More Than Spiking Costs

Greedflation is now just a fact, resisted only by cultists. If you want to know how dangerous it is to oppose even the IMF from the right, then ask Liz Truss. Ask anyone, in fact, since for the rest of our lives we are all going to be cleaning up her mess and Kwasi Kwarteng's, the mess from mere suggestions that were never even put to a Commons vote, much less signed into law.

Truss should be made to go round South West Norfolk with her guru, Patrick Minford, and make the case for his view that Britain ought to have no agriculture. In general, though, anyone who still believed in Trussonomics ought to vote Labour. Labour opposed only one mini-Budget measure, the only one that Truss had not pitched to the Conservative Party membership, and it would have abstained if there had ever been a Commons division on the mini-Budget.

But when I tell you that there is going to be a hung Parliament, then you can take that to the bank. I spent the 2005 Parliament saying that it was psephologically impossible for the Heir to Blair's Conservative Party to win an overall majority. I predicted a hung Parliament on the day that the 2017 General Election was called, and I stuck to that, entirely alone, all the way up to the publication of the exit poll eight long weeks later. And on the day that Rishi Sunak became Prime Minister, I predicted that a General Election between him and Keir Starmer would result in a hung Parliament.
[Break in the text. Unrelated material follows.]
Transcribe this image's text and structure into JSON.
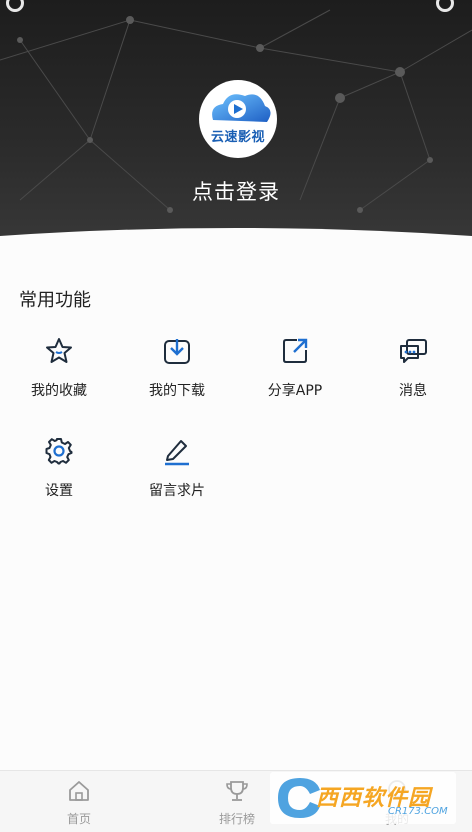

To strengthen families and communities by securing economic equality and international peace through the democratic political control of the means to those ends, including national and parliamentary sovereignty, we need to hold the balance of power. Owing nothing to either main party, we must be open to the better offer. There does, however, need to be a better offer. Not a lesser evil, which in any case the Labour Party is not.